The Mystery Writer: Fear Is The Key
April 18, 2022
What makes a good plot for a mystery novel? Characters are in conflict, and things get worse until they get better.
I have long been a fan of Jim Thompson, who began writing for pulp fiction magazines back in the 1930s.
Jim said there is only one plot in all of literature.
Things aren’t what they seem.
Ray Bradbury seldom worried about plots.
His stories were about character, and he said: Plot is no more than footprints left in the snow after your characters have run by on their way to incredible destinations.
I read somewhere that there are thirty-two plots in literature.
I have no idea what they are.
I suspect you’ll find thirty-one of them aren’t necessary.
I’ve often said in Writing Conferences that novels only have seven basic plots.
I think maybe that’s a little too verbose.
To me, a plot is broken down this way.
Characters in conflict.
Things get worse until they get better.
Characters make decisions, and they are not always good ones.
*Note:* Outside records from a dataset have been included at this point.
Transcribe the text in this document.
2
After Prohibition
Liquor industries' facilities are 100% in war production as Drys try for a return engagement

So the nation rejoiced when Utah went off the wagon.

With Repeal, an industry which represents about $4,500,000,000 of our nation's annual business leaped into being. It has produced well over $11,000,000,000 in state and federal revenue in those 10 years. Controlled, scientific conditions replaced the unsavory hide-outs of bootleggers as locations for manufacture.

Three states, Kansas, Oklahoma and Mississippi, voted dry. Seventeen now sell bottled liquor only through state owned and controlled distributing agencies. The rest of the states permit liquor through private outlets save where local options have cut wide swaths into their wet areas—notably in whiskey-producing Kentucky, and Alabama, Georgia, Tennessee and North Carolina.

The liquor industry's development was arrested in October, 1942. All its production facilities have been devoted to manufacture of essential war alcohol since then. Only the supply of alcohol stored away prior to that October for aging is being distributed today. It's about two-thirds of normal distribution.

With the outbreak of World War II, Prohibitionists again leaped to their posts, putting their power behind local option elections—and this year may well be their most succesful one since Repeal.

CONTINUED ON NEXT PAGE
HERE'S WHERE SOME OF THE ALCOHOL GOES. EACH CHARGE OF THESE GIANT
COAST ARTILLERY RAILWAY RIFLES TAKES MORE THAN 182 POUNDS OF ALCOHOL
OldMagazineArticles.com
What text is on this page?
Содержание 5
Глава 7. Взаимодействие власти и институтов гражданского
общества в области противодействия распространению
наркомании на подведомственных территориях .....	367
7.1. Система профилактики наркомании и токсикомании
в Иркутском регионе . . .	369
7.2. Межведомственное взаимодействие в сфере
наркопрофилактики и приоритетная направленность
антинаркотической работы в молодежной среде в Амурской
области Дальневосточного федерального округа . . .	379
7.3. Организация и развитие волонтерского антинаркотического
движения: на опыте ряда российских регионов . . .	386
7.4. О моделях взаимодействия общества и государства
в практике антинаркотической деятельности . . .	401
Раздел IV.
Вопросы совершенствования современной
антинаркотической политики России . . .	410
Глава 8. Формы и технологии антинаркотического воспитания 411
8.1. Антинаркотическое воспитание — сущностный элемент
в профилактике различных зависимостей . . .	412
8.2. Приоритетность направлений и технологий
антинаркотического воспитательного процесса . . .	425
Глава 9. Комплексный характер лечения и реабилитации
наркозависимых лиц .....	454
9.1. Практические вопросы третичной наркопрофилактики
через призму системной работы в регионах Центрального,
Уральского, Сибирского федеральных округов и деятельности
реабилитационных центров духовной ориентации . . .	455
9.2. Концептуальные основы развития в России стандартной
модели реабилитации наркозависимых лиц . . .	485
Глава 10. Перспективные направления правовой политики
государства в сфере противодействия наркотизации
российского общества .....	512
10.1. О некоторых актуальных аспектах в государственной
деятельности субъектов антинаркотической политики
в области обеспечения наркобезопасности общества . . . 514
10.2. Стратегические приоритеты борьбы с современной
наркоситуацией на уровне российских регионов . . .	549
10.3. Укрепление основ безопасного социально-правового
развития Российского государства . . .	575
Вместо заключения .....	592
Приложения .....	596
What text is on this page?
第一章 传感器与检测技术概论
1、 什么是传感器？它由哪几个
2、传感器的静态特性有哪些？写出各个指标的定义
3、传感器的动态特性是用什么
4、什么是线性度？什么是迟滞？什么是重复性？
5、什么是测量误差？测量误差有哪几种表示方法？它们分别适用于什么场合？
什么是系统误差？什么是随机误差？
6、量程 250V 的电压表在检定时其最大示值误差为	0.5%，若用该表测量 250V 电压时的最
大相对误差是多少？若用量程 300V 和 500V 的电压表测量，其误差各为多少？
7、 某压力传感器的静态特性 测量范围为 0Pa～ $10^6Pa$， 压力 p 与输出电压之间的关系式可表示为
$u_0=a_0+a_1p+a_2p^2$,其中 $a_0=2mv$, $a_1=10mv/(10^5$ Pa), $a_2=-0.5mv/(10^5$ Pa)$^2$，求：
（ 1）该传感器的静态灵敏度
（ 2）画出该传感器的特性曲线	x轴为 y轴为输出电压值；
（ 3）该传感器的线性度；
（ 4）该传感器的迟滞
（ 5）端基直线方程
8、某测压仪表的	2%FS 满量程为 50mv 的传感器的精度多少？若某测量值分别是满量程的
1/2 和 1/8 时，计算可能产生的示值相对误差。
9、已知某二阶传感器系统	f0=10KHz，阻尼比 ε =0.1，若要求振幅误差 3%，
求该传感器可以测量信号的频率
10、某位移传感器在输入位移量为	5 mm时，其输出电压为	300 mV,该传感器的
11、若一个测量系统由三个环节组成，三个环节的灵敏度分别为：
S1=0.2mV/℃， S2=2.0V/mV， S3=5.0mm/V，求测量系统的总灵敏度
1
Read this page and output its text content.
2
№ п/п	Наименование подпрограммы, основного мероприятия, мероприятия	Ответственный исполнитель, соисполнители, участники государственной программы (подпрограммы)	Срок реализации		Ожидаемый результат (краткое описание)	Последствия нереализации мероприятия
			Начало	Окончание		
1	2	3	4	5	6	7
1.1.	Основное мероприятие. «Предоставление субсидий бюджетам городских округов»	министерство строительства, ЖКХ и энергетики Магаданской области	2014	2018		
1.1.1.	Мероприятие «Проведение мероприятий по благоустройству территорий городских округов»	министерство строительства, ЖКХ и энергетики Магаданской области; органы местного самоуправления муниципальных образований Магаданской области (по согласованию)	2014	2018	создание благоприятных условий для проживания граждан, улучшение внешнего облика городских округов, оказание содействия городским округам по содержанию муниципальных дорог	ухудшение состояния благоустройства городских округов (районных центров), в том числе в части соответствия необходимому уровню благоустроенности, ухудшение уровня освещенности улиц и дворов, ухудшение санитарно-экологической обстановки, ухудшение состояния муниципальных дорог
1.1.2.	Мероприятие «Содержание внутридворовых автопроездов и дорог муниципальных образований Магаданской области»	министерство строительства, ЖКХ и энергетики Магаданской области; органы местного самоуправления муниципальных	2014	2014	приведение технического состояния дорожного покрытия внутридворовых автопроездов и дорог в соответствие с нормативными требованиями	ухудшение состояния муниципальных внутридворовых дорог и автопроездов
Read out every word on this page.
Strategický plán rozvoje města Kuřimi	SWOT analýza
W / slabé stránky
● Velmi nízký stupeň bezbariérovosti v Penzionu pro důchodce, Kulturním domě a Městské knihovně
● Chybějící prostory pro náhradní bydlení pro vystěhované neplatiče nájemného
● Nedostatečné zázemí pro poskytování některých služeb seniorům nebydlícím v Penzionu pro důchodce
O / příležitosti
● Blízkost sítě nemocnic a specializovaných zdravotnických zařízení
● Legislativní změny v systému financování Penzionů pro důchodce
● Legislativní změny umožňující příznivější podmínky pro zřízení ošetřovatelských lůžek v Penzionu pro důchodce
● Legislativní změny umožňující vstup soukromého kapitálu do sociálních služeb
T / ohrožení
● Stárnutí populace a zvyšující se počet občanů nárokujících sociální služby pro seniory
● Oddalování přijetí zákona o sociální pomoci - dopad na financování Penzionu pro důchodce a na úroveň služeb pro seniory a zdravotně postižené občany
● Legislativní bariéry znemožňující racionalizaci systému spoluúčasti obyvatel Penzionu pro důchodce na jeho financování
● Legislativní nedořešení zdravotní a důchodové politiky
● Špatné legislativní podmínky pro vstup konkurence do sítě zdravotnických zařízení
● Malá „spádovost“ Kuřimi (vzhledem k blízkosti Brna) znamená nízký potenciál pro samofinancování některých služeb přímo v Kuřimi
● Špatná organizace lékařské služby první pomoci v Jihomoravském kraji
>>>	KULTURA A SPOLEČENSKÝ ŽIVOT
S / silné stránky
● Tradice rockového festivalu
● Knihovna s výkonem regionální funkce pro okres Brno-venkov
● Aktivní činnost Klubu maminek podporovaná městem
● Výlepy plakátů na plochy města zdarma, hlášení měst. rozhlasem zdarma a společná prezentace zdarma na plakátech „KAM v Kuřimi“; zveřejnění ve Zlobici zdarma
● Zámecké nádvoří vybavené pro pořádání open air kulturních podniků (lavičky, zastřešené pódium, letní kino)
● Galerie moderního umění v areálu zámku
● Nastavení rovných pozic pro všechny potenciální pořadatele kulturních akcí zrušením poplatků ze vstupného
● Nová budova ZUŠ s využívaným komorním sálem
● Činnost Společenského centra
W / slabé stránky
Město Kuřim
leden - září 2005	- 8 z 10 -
After far too many years in the writing game, after throwing far too many words on a blank page and then a blank screen, I have come to this conclusion.
Plot can be explained in one word:
That’s the foundation of every novel regardless of the genre.
The detective is afraid he won’t solve the crime.
The criminal is afraid he’ll get caught.
She’s afraid he won’t love her.
He’s afraid she will reject him.
All of life is possessed by fear.
Afraid of growing old.
Afraid beauty is fading.
Afraid of the knock at the door.
Afraid of flying.
Afraid of those we do not understand.
Afraid of guns.
Afraid we don’t have enough guns.
Afraid of being alone.
Afraid of the man at the window.
Afraid of the voice on the phone.
Afraid of shadows.
Afraid of dying.
The list goes on forever.
Franklin D. Roosevelt once famously said that the only thing we have to fear is fear itself.
But without fear, we wouldn’t have anything to write about.